Homework Assignments Week 2.4: Code Generation
Compilation Schemas
The following assignments have you derive from a definition of the dynamic semantics of a construct of the Tiger language, a compilation schema for that construct that translates it to a JVM byte code. The full definition can be found on github. The definitions for abstractions such as lookup
and allocate
where discussed in Lecture 14. The compilation schema is discussed in Lecture 13.
Arithmetic Expressions
Consider the following
rules // integers
Int(i) --> IntV(parseI(i))
Uminus(e) --> Minus(Int("0"), e)
Plus(IntV(i), IntV(j)) --> IntV(addI(i, j))
Leq(IntV(i), IntV(j)) --> IntV(leqI(i, j))
Function Calls
Consider the following DynSem definition of the execution of Tiger function calls. Design a compilation schema that translates a function call to JVM bytecode. What assumptions do you make on the translation of function definitions?
rules // function call
Call(f : Id, args) --> v
where
readVar(f) --> ClosureV(params, e, E);
evalArgs(params, args) --> E';
E {E', E} |- e --> v
evalArgs([], []) --> {}
evalArgs([FArg(x : Id, _) | args], [v | es]) --> {x |--> a, E}
where
allocate(v) --> a;
evalArgs(args, es) --> E
Nested Functions
Tiger has nested function definitions. Design a compilation schema for compiling such functions to JVM byte code
let
function power(x: int, n: int): int =
let
function pow(n: int): int =
if n = 0 then 1 else x * pow(n - 1)
in pow(n)
in
power(3, 4)
Nested functions may mutate the local variables of their parent function:
let
function power(x: int, n: int): int =
let
var p : int := 1
function pow(n: int): int =
if n = 0 then p
else (
p := x * p;
pow(n - 1)
)
in pow(n)
in
power(3, 4)
Records
Consider the following DynSem definition of the execution semantics of Tiger records creation and record access.
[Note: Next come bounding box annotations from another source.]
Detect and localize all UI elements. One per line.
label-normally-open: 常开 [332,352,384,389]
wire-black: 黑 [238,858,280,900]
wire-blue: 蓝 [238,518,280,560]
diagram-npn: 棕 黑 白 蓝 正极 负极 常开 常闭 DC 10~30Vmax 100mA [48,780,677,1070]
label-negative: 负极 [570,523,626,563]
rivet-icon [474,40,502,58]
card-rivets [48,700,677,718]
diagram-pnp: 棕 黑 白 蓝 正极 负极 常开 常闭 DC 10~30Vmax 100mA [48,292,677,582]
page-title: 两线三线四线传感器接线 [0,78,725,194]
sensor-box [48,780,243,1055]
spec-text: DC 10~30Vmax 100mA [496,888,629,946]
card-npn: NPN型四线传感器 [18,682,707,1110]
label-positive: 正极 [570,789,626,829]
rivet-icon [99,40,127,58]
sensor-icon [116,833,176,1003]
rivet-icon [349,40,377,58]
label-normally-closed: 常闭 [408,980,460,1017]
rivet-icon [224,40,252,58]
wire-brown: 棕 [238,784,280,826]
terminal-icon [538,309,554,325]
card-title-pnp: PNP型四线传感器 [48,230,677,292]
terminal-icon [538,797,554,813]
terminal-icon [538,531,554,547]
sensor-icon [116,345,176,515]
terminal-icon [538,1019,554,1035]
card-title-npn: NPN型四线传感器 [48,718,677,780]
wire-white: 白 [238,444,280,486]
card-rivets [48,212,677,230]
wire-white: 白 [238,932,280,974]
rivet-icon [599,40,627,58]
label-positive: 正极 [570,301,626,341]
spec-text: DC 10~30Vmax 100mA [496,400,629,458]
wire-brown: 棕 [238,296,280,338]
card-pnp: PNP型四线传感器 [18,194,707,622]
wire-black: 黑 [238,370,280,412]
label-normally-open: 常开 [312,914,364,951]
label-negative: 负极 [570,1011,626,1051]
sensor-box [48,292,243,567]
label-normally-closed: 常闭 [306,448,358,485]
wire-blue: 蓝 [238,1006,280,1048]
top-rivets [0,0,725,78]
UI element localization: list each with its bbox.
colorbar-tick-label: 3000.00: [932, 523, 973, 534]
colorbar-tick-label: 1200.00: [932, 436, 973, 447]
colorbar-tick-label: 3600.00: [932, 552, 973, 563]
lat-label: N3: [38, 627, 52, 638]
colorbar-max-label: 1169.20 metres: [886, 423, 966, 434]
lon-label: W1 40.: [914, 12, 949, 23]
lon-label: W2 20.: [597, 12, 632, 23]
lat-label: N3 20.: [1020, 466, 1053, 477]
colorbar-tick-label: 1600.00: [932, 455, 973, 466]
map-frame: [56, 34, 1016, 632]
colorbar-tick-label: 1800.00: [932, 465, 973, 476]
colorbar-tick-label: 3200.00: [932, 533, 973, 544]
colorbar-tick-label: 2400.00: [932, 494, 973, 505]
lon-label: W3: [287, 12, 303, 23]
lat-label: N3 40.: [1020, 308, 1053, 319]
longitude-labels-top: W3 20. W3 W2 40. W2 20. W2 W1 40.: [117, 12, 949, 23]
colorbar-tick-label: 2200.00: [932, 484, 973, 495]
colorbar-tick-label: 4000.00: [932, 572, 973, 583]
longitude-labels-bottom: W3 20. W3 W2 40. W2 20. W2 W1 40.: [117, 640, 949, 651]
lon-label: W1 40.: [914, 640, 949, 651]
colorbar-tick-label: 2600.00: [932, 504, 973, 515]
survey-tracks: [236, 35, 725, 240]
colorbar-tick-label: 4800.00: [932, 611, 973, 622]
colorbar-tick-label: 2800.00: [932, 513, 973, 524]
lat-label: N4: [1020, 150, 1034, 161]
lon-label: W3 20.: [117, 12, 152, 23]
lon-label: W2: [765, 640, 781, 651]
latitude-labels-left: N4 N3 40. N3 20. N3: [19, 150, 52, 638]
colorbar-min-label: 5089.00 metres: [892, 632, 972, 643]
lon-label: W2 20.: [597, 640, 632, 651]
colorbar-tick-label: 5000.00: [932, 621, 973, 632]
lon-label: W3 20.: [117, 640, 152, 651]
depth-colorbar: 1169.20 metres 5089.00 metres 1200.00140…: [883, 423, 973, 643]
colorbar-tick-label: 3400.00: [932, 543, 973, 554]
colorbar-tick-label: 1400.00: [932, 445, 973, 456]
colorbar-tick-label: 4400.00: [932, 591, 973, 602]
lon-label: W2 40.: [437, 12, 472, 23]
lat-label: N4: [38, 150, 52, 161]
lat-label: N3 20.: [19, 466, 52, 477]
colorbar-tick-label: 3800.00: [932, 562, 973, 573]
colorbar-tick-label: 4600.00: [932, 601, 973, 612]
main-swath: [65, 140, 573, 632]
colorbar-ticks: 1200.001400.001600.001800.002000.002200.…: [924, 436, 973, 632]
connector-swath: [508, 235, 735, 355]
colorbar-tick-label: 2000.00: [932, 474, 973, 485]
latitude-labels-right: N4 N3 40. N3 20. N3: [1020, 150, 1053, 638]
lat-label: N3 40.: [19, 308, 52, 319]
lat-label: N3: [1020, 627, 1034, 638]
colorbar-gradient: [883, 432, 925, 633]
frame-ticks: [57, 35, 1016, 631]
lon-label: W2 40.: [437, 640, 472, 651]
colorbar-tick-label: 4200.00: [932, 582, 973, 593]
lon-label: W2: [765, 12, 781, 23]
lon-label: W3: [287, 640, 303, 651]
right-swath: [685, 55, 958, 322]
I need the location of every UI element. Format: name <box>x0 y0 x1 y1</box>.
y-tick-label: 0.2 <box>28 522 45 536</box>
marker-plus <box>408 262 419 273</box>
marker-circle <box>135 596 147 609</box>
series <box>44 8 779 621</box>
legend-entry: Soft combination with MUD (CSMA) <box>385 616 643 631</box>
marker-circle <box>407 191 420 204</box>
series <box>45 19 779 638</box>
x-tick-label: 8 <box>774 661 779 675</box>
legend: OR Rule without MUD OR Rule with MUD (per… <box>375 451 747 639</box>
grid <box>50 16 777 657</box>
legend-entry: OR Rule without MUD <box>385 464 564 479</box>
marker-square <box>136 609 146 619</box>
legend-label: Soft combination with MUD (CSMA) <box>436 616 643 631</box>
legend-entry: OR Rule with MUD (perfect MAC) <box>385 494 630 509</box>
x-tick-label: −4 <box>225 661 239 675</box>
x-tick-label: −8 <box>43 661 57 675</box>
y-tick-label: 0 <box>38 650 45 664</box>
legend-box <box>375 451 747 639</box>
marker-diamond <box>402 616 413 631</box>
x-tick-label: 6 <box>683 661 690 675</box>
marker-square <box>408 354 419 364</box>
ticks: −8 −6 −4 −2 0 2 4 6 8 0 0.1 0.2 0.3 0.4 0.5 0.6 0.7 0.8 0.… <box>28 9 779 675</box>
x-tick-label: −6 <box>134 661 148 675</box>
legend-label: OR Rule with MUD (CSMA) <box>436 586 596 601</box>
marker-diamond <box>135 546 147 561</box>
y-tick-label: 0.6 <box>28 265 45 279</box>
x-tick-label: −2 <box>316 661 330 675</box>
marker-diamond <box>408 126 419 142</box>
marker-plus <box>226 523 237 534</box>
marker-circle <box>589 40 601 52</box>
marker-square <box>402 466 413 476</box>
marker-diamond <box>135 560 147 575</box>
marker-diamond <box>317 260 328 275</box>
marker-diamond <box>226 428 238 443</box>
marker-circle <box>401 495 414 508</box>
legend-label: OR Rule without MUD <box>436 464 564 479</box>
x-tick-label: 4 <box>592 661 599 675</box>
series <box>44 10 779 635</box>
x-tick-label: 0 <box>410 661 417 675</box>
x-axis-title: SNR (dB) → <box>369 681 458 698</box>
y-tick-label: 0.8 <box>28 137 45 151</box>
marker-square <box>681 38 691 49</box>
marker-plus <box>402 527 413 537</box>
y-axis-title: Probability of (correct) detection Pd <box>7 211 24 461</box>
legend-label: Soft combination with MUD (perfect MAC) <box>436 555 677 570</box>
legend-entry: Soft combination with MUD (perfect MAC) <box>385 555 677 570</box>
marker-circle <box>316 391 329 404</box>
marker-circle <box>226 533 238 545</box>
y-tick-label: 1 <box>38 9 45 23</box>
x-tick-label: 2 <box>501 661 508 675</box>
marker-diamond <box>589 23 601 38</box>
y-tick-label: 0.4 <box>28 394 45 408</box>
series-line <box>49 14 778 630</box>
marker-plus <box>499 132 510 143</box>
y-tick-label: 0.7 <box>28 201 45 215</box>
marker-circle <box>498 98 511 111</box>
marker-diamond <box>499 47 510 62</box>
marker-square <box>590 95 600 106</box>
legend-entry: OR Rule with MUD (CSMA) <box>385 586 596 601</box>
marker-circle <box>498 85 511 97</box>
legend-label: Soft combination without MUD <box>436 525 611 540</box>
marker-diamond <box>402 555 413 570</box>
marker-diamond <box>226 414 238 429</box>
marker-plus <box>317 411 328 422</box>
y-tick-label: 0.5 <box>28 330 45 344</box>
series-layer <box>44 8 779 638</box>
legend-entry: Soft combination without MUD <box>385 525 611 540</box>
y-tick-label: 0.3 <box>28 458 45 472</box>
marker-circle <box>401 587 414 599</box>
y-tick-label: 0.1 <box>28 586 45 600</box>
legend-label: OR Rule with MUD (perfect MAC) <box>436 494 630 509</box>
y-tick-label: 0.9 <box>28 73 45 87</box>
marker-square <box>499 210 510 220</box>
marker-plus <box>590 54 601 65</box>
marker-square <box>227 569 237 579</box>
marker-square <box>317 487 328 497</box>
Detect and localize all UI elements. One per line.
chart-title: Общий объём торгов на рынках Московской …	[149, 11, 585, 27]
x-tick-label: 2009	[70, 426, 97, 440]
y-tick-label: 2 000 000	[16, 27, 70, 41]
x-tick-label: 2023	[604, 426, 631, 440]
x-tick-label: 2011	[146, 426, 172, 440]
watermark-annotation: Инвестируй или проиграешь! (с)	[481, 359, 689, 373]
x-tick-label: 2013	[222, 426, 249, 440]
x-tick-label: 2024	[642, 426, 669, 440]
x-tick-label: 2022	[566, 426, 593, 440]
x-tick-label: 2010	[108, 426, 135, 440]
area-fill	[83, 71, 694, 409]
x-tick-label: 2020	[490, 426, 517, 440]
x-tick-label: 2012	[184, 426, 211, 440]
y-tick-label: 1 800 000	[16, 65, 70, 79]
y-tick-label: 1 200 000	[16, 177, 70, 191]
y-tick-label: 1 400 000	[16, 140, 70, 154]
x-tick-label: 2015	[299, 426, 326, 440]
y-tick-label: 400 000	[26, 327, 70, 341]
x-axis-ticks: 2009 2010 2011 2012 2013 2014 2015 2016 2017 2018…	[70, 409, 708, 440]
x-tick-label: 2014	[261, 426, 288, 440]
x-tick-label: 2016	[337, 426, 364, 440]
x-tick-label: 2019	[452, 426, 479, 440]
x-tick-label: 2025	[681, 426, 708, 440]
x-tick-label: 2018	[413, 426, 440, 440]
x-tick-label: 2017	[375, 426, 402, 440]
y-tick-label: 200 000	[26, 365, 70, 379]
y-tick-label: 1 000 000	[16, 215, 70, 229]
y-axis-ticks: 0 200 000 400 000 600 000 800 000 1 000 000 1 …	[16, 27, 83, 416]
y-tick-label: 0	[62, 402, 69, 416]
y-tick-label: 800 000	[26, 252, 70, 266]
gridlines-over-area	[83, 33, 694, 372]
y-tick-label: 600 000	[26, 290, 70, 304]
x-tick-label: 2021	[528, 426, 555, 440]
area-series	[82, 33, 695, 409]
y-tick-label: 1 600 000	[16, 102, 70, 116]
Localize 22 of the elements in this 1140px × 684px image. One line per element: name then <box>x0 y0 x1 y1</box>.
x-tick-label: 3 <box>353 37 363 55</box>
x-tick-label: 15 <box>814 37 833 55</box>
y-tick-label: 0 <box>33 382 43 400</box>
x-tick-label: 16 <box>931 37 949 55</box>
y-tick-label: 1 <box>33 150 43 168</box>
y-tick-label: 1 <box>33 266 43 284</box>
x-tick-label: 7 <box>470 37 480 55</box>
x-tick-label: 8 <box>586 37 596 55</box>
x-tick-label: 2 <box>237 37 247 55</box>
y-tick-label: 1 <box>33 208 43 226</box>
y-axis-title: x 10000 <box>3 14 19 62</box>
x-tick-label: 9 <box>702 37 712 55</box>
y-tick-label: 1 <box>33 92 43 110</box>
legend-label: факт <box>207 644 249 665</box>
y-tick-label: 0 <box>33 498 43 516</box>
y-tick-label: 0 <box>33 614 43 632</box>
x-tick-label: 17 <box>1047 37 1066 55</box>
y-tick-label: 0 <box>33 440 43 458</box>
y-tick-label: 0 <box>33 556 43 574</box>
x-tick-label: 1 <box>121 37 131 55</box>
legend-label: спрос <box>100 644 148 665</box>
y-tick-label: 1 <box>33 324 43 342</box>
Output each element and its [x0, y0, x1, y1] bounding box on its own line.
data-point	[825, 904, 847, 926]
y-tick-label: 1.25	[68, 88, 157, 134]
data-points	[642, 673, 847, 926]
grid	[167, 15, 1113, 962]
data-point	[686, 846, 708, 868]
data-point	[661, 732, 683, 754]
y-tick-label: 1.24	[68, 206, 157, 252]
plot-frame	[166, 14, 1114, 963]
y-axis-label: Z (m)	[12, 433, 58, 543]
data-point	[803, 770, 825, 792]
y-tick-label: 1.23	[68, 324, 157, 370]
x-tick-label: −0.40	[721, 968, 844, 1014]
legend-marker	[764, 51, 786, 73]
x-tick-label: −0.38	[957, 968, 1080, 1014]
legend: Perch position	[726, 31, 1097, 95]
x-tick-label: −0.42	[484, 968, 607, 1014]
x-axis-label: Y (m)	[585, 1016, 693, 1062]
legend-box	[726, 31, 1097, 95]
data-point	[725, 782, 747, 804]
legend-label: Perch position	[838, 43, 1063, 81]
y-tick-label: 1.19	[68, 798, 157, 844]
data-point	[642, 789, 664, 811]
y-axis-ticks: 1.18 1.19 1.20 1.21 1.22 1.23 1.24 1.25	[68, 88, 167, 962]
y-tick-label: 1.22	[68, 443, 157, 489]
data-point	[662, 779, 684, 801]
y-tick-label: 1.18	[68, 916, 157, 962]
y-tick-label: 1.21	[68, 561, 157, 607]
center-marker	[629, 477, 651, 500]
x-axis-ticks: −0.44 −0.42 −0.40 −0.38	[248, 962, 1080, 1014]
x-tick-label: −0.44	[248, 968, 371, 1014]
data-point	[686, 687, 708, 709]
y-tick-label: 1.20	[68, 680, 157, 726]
Design a compilation schema that translates a record to JVM bytecode.
signature
constructors
NilV : V
RecordV : Env * Int -> V
arrows
initFields(List(InitField)) --> Env
rules // records
NilExp() --> NilV()
Record(_, fields) --> RecordV(E, fresh)
where initFields(fields) --> E
initFields([]) --> {}
initFields([InitField(f : Id, v) | fields]) --> {f |--> a, E}
where
allocate(v) --> a; initFields(fields) --> E
FieldVar(lv, x : Id) -lval-> a
where
read(lv) --> RecordV(E, _); E |- lookup(x) --> a
Other Compilation Schemas
Similarly consider compilation schemas for other Tiger constructs, such as:
- Let bindings with local variables
- For loop with bound iteration variable
- Break statement in for/while loop
- Array types, creation and access
Code Generation Mechanics
String Generation
- List three techniques for generating strings directly
- Discuss the relative advantages and disadvantages of these techniques
AST Generation
- What is the advantage of AST generation over string generation?
- Are there disadvantages?
- What does it require to guarantee syntactic correctness of generated code?
- How does Stratego guarantee syntactic correctness of generated code?
Concrete Object Syntax
- What is concrete object syntax?
- What is the general architecture for implementation of concrete object syntax?
- What properties of generated code does concrete object syntax guarantee?
Optimization
Peephole Optimization
Byte code can be optimized by considering patterns of subsequent instructions and rewriting them to more efficient instructions. Study the following Jasmin code and its sequence of optimizations on the slides of Lecture 13. What peephole optimization rules can you infer from that sequence?
.method public static fac0(I)I
iload 1
ldc 0
if_icmpeq label0
ldc 0
goto label1
label0: ldc 1
label1: ifeq else0
ldc 1
goto end0
else0: iload 1
iload 1
ldc 1
isub
invokestatic
Exp/fac0(I)I
imul
end0: ireturn
.end method
Tail Recursion Elimination
What is the goal of tail recursion elimination? Give an example of tail recursion elimination applied to a program in a high-level programming language.